Here, the combination of microfluidics, tissue engineering and neuroelectrophysiology on advanced MEA-chip technology platform has been realized. Because neuronal tissue on chip differs from the neurons in their natural environment, the first objective was to follow a systems engineering approach to realize a platform technology, which allows us to reliably co-culture cells in a 3D interconnected configuration and analyze their morphology. We realized such culture system by the out-of-plane integration of microfluidic device, a microbioreactor, which provides an artificially vascularized system to the MEA chip. For on-line monitoring of the culturing conditions, we implemented also a micro-total analysis systems (TAS) with the microbioreactor. Being able to retrieve a sample from the microbioreactor culture chamber utilizing microchip capillary electrophoresis, potentially we are able to couple such an analysis device with mass spectrometry. Such an approach paves the way to correlate electrophysiology with neurochemistry. Although such technology validation is still ongoing, we have put this approach into context of the different length scales of biology and realized a miniaturized culture chamber with integrated active microfluidic and nano-functionality. Previously, it has been demonstrated that physical and chemical micro- and nanostructures influence cell guidance, viability and cell differentiation. So far, unfortunately without a unifying theory to explain the involved mechanisms. Therefore, our second objective was to further our understanding with respect to the influence of nanocues, implementing microfluidic programming to activate porous nanostructures in the MESOTAS 3D culture approach. We were able to investigate cellular signaling and pathway reactions in relation to the cell’s adhesion mechanism within the porous nanostructure of the scaffolds. Combining the first (3D culture) and the second objective (active porous nanostructures) will allow us to work towards clinical questions of neurodynamic diseases such as epilepsy.

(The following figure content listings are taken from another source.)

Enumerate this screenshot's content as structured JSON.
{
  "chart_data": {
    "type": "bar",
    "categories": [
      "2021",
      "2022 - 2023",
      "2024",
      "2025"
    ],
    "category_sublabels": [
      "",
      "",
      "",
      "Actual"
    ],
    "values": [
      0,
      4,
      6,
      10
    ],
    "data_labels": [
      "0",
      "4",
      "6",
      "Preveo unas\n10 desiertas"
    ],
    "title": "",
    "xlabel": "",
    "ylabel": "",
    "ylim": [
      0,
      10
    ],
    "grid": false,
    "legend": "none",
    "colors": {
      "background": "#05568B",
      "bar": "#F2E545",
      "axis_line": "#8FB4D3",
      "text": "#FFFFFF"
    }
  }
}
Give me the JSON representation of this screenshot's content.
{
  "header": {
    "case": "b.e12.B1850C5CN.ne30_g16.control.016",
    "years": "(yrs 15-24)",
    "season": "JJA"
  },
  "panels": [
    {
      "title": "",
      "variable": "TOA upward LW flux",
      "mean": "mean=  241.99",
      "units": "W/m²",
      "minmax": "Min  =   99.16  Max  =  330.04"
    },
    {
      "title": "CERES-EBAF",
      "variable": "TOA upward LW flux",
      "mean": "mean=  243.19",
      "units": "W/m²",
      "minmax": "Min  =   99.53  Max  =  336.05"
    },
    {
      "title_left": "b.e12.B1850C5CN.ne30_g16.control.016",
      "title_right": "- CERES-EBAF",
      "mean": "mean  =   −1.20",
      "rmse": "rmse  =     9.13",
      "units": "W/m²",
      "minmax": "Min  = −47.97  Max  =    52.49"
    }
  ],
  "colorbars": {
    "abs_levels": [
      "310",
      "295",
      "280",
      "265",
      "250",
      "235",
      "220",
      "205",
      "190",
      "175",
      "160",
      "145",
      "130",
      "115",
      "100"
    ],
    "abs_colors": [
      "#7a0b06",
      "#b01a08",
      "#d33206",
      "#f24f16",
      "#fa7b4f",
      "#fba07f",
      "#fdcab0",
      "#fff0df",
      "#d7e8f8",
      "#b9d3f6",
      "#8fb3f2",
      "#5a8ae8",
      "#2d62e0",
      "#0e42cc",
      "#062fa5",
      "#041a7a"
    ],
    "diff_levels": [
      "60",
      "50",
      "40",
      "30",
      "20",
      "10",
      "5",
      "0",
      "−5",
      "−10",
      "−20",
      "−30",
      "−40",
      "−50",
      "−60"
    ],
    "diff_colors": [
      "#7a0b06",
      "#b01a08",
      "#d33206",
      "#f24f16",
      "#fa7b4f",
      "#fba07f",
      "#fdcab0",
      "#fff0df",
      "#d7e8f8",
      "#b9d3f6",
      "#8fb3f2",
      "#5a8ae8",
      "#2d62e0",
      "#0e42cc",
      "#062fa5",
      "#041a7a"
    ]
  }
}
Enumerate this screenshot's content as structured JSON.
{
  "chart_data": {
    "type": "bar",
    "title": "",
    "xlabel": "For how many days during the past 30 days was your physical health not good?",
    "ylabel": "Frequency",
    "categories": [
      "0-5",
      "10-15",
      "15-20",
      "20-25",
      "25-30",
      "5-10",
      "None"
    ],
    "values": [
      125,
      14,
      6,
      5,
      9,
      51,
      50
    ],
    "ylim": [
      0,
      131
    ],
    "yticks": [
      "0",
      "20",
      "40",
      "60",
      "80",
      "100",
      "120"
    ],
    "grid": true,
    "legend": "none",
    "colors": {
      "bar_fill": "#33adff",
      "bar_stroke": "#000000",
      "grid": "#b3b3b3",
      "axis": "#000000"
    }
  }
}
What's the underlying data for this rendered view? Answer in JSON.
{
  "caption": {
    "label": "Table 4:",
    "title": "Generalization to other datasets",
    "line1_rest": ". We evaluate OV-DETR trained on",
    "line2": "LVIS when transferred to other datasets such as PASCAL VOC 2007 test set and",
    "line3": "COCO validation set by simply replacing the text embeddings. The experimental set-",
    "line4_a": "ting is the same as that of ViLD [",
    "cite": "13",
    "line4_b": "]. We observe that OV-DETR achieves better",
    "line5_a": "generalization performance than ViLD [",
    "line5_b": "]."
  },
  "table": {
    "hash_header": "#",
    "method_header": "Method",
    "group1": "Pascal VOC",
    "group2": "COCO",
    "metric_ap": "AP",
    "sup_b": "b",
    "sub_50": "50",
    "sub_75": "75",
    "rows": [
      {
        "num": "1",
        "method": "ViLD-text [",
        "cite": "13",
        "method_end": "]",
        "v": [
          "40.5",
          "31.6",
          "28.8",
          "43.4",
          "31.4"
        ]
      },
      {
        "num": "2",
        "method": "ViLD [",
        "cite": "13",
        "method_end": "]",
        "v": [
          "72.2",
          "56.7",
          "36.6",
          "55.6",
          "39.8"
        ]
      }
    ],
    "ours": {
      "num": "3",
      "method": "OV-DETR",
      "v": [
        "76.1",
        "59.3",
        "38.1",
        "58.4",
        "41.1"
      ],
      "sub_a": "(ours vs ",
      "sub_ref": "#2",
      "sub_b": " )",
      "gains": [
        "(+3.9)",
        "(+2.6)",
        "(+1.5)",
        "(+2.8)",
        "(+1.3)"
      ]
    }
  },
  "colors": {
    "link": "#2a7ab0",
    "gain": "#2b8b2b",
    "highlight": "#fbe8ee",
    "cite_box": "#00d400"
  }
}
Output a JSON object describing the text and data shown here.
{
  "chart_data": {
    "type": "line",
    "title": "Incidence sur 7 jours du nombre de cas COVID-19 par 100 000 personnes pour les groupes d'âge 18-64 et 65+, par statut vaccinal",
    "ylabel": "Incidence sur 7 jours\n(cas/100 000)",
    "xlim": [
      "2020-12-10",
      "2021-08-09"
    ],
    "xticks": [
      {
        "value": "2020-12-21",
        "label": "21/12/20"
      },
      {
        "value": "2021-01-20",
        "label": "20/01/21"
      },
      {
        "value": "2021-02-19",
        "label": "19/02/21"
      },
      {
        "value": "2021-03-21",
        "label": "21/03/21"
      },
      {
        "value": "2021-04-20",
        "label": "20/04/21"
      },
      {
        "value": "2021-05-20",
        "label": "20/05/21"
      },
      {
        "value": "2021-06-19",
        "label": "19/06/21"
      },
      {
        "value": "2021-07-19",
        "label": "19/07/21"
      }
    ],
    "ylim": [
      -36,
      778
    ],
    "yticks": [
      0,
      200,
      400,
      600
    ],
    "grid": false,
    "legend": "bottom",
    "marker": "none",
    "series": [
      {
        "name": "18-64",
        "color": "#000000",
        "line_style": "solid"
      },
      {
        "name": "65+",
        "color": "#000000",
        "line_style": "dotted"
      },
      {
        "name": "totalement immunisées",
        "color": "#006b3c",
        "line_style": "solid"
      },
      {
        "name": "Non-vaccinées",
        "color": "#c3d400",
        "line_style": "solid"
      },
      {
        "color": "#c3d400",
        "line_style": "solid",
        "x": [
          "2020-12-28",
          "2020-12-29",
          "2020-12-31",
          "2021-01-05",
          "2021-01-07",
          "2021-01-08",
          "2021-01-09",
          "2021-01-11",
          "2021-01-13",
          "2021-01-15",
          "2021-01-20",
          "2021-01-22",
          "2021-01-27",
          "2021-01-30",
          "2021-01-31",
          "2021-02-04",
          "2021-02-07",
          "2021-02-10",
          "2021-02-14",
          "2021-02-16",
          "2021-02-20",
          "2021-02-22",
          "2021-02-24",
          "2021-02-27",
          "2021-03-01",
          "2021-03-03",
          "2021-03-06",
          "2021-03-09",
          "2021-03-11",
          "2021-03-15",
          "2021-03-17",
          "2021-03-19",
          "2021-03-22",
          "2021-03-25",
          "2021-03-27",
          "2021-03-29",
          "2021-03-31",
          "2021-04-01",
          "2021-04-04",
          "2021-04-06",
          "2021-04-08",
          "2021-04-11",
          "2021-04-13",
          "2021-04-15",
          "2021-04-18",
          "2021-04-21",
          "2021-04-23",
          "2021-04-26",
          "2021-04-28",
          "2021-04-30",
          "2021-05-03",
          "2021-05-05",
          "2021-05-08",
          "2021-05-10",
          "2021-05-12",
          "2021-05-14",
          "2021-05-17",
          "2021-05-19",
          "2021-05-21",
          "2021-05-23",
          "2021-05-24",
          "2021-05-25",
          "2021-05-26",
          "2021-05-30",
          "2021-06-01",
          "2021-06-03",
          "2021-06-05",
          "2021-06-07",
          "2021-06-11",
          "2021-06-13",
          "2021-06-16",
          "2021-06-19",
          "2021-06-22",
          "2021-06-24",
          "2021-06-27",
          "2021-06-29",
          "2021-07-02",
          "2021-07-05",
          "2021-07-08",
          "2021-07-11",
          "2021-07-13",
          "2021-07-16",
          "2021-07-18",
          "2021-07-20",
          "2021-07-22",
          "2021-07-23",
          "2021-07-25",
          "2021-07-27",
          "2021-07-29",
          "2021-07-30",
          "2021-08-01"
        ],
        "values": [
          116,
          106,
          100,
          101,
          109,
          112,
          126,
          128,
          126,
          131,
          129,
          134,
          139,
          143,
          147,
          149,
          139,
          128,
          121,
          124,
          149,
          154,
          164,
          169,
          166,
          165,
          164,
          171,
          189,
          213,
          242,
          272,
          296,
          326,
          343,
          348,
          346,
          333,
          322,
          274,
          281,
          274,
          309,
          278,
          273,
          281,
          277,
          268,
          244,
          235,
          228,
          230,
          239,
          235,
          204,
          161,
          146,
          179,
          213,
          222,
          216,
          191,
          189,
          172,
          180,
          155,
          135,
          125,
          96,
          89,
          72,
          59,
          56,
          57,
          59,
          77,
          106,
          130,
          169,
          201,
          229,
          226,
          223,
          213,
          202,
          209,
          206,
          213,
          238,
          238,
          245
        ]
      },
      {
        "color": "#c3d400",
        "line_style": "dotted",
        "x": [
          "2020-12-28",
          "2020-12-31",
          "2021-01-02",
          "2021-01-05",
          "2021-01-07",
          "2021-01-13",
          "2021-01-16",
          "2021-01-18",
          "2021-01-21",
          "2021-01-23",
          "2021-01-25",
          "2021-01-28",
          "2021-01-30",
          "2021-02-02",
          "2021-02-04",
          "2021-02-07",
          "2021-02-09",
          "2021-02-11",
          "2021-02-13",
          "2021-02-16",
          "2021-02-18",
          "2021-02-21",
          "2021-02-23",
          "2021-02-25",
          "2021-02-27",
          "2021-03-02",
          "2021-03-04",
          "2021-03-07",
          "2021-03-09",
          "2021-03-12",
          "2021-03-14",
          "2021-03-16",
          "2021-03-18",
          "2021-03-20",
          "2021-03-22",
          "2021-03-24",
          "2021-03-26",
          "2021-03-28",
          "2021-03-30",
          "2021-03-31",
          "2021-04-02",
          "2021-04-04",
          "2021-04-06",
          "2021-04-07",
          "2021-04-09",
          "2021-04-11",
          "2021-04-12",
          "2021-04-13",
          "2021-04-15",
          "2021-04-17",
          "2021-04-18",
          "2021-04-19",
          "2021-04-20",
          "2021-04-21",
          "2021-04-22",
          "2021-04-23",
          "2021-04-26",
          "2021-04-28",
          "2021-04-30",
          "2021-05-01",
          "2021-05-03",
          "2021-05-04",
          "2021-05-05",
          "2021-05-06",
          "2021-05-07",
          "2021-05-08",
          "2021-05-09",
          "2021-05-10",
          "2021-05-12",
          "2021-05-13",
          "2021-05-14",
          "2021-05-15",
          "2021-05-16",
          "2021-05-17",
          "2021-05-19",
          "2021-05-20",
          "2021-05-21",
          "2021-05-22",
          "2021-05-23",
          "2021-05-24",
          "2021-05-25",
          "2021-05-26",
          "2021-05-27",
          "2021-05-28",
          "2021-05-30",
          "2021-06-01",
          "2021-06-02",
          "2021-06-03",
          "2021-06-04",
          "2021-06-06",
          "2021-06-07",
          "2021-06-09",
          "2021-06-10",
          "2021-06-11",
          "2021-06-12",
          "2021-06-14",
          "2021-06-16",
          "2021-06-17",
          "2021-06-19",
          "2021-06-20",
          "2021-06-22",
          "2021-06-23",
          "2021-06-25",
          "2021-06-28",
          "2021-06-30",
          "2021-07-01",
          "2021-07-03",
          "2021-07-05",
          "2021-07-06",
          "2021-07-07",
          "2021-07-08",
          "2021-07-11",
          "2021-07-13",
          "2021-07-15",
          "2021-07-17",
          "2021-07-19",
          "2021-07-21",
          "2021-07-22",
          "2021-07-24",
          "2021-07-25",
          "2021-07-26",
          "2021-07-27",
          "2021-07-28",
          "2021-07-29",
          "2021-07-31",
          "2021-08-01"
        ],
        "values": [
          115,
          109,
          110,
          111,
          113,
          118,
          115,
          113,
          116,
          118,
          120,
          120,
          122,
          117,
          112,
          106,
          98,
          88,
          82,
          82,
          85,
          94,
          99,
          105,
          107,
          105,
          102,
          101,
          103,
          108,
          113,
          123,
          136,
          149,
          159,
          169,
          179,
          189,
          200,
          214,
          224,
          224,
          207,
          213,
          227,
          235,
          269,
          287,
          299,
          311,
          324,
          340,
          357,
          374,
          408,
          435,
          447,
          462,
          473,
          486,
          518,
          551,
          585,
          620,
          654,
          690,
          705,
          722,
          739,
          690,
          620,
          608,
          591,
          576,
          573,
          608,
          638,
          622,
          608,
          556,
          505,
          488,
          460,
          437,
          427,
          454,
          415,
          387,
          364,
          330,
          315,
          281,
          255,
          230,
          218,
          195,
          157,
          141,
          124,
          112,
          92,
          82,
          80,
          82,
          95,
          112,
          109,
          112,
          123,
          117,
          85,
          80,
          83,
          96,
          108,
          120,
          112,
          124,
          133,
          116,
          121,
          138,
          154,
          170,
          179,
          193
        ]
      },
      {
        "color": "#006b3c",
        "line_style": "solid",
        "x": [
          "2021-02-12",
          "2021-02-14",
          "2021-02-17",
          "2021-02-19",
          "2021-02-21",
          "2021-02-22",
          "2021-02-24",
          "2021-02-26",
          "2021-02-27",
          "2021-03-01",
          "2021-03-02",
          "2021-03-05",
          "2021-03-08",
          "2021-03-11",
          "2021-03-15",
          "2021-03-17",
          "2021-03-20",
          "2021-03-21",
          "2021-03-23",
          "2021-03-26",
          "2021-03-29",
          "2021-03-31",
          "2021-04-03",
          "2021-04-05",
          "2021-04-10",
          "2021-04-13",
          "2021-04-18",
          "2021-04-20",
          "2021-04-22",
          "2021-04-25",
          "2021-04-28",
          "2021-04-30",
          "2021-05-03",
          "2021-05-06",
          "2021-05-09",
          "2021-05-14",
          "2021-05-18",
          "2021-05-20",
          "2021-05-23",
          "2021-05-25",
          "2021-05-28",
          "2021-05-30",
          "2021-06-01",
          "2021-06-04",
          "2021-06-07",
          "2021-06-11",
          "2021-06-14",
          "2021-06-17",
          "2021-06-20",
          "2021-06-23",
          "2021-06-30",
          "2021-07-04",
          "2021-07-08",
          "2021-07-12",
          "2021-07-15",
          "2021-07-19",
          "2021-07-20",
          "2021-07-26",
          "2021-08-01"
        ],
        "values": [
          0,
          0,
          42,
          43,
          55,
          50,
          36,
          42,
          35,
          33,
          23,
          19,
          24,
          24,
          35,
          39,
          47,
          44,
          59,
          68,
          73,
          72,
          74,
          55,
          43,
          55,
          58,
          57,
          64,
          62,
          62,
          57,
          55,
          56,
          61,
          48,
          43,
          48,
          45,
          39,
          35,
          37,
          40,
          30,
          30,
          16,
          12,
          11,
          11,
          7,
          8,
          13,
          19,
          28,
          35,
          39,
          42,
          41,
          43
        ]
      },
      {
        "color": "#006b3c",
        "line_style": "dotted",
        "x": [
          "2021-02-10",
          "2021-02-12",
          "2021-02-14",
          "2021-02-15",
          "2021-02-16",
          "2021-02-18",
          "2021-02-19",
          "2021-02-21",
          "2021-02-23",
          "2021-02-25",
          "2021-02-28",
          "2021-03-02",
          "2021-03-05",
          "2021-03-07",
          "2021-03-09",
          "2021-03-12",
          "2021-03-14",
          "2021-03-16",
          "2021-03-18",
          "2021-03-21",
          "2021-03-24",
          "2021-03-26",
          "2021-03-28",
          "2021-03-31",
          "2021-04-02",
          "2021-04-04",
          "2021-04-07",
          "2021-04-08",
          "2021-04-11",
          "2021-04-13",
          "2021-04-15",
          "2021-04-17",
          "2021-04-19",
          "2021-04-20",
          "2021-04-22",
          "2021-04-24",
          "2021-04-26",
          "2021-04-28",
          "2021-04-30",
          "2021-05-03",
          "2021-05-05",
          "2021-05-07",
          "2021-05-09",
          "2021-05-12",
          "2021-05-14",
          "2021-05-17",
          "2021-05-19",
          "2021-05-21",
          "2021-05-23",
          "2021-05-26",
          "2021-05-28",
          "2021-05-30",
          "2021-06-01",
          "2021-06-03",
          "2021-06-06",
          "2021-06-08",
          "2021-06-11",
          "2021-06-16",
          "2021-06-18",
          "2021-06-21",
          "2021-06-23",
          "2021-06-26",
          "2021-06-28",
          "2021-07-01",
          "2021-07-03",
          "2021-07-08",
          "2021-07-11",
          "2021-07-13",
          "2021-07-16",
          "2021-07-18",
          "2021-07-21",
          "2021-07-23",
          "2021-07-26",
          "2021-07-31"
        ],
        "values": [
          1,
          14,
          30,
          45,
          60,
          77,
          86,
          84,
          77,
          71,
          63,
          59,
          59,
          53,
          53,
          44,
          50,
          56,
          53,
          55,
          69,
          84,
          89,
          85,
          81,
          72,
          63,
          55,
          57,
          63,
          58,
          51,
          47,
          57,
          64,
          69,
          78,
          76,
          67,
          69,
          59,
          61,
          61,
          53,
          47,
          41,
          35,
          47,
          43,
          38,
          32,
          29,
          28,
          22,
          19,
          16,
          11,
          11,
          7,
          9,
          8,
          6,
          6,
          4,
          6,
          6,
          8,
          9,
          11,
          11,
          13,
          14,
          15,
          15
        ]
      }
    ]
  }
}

Of course, there is ample of room for improvements of the MESOTAS technology platforms, however, the systems achieved so far point us towards a confirmation of our hypothesis that for neuronal disorders, 3D cell co-culture models resemble the natural neural networks more closely than 2D and show a larger extent of neuronal activity in the astrocytes of the neuronal network. Subsequently, our new 3D MESOTAS culture platforms serve as a novel brain model to study therapeutic procedures, for instance, by selective neurostimulation using our newly developed nanomechanical actuator chip. Demonstrating the possibility of local microfluidically programmed actuation allowed us to confirm our third objective that nanostimulation of neuronal subsystem within our 3D-MESOTAS cell culture model can be utilized for the in vitro investigation of neuroelectrophysiologic dynamics of brain diseases.